In the recent days I have implemented a simple GPU-driven particle system for use in my engine and after finally tracking down some annoyingly elusive bugs it is running quite well.
However I realized that sorting the individual particles so that they are drawn back-to-front (for proper alpha blending) seems to take significant processing time compared to just generating, updating and drawing the individual particles.
For example I get a frame rate drop of about 35 times if I compare running some 8000 particles with and without depth sorting (I get ~2100 FPS witout it and ~55 with on a relatively high-end GPU).

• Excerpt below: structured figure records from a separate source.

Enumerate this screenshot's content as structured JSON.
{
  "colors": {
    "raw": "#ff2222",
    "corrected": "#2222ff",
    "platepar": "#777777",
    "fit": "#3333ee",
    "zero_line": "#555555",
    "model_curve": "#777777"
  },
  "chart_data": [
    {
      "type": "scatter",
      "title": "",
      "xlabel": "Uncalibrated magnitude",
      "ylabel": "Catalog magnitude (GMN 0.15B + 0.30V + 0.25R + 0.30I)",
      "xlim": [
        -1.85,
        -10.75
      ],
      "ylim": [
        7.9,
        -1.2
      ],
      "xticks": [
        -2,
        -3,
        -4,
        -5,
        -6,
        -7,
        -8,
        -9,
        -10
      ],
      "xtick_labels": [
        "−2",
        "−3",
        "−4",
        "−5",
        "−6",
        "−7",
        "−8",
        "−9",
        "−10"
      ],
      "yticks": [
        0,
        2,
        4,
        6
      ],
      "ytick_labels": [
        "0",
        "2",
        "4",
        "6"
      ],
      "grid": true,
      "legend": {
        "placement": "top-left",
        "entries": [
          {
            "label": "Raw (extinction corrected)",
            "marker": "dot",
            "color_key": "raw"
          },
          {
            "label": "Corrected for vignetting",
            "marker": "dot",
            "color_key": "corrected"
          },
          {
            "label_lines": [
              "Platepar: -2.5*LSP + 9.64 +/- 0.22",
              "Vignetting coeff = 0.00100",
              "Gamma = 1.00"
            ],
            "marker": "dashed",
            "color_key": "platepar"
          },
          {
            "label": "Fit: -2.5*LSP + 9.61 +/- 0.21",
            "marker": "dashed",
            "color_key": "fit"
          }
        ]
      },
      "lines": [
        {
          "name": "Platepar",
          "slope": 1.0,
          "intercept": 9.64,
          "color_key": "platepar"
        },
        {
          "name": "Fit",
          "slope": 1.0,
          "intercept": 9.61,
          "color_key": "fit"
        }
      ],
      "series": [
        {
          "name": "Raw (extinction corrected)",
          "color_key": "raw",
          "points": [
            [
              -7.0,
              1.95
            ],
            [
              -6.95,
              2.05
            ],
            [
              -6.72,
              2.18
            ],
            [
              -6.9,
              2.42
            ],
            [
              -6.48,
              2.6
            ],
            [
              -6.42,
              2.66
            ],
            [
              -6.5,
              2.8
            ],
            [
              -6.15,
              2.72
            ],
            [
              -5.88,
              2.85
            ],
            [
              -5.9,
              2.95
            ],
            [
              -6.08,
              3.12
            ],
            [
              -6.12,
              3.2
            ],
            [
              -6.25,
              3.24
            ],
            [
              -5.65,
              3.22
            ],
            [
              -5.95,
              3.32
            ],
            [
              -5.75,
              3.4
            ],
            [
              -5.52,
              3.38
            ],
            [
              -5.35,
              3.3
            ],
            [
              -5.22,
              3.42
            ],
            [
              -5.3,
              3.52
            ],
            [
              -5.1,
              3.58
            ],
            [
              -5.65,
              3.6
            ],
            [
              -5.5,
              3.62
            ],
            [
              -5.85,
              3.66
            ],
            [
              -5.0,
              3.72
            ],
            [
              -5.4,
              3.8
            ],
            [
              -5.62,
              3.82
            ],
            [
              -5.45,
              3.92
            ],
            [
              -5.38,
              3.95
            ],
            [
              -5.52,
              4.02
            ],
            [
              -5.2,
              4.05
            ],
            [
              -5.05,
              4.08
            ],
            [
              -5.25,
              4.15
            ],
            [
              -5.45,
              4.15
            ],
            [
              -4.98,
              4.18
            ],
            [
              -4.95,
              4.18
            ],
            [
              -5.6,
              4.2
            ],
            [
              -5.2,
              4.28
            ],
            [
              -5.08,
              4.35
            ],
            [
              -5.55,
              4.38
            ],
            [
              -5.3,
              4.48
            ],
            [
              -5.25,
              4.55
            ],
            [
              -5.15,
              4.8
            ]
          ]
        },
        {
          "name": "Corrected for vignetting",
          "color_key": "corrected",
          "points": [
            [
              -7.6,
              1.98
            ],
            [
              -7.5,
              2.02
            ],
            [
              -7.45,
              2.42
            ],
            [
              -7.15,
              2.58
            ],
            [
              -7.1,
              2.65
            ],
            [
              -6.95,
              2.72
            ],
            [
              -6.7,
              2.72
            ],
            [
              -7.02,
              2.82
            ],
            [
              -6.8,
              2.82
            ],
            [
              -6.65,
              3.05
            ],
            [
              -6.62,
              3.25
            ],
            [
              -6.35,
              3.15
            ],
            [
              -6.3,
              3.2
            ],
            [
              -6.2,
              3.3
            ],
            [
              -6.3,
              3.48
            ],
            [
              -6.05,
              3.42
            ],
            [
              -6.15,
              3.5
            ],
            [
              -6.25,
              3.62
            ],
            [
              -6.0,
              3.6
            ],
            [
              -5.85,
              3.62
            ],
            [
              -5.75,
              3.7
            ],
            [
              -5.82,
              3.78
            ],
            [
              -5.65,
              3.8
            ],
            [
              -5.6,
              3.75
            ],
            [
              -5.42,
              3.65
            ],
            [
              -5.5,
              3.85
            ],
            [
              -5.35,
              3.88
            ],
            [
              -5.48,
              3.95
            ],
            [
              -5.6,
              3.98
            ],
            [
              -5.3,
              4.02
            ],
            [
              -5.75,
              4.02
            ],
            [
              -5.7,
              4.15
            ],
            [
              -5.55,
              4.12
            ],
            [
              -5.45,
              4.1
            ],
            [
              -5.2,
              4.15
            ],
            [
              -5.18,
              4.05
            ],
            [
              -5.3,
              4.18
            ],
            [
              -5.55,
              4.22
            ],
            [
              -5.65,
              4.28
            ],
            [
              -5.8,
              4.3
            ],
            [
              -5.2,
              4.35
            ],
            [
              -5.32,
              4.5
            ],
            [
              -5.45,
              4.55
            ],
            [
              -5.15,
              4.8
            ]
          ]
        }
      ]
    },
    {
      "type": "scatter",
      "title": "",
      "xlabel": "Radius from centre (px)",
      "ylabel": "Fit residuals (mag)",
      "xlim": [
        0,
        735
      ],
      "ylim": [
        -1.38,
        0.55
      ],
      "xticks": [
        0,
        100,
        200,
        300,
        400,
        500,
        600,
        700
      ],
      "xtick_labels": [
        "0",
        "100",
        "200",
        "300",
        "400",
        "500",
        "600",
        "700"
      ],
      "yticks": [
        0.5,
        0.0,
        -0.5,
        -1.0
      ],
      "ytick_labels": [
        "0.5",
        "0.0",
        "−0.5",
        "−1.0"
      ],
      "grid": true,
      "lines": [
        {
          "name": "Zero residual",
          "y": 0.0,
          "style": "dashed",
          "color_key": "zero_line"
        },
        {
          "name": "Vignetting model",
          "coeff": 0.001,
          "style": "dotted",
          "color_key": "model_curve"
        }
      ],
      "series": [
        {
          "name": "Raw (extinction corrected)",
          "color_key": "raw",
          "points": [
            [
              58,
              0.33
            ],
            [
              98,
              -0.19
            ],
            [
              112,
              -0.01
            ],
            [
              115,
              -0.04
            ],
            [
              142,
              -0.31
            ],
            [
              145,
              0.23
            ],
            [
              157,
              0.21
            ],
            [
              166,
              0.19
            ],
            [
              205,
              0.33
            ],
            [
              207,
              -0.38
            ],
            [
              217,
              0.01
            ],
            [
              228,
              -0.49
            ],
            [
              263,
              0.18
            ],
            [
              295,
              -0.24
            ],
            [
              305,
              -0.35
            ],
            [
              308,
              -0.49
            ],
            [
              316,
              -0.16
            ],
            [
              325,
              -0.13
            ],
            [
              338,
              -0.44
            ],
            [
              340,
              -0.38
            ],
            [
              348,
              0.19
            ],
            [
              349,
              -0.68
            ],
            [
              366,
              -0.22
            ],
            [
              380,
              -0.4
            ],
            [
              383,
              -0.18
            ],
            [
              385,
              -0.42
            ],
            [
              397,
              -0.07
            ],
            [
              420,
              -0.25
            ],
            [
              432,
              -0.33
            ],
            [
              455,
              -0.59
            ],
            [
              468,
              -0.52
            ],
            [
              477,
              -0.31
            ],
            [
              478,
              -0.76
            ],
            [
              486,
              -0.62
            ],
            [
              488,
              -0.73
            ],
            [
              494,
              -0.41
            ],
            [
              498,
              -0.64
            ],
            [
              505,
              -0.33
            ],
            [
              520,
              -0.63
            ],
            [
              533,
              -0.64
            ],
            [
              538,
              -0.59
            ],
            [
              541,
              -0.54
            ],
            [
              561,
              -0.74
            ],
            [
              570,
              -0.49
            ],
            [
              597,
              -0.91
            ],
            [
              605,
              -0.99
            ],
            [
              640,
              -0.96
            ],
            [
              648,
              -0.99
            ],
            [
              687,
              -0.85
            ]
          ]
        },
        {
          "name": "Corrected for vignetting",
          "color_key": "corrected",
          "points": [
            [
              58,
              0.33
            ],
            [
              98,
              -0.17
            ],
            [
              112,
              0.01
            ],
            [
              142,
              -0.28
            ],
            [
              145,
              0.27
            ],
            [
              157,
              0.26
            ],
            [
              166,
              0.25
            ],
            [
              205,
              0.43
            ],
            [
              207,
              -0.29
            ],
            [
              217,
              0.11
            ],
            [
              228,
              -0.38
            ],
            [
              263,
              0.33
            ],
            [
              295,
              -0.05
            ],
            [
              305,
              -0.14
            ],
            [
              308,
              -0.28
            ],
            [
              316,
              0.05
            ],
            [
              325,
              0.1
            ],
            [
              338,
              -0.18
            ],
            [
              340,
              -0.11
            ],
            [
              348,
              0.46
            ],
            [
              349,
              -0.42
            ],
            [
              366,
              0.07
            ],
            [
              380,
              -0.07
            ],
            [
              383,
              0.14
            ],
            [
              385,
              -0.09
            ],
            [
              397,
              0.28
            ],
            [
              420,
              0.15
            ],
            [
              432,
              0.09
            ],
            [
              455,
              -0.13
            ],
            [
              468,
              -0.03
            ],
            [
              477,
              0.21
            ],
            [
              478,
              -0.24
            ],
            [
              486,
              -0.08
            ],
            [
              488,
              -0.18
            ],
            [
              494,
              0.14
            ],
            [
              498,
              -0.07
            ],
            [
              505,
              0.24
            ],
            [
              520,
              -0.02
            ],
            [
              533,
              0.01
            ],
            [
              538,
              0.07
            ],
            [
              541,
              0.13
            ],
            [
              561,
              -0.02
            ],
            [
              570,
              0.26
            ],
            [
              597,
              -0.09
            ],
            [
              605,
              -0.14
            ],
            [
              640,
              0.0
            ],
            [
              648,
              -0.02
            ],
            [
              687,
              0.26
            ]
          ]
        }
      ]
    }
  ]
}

Is this to be expected due to way in which sorting has to be done on the GPU; eventually you need a single thread to traverse the whole list to ensure everything is in proper order? Or is there some kind of in-place sorting algorithm that can have separate threads work on separate sub-sections of the particle list without having to have a final step that puts all the pieces together? I have been unable to think of one.
My sorting algorithm is a pretty straight forward mergesort implementation; I first perform a swap-sort to bring sub-lists of two elements in order, then I proceed by calling a MergeSort shader program that merges two adjacent pre-sorted sub-lists 1 through log2(numParticles) times where the sub-list size goes from 2 and doubles for each step. This obviously means I have lots of threads doing little work in the first passes and the finally just one thread comparing all elements in the entire buffer at the end.
Ideally I would of course want to be able to perform the sorting in a quicker way (I suppose the key to this is better work distribution but as said I'm having a hard time figuring out how to accomplish that). If that is indeed not possible I guess I'll have to tinker with sorting parts of the buffer in each frame, but that can of course permit the ocassional artifact to slip through.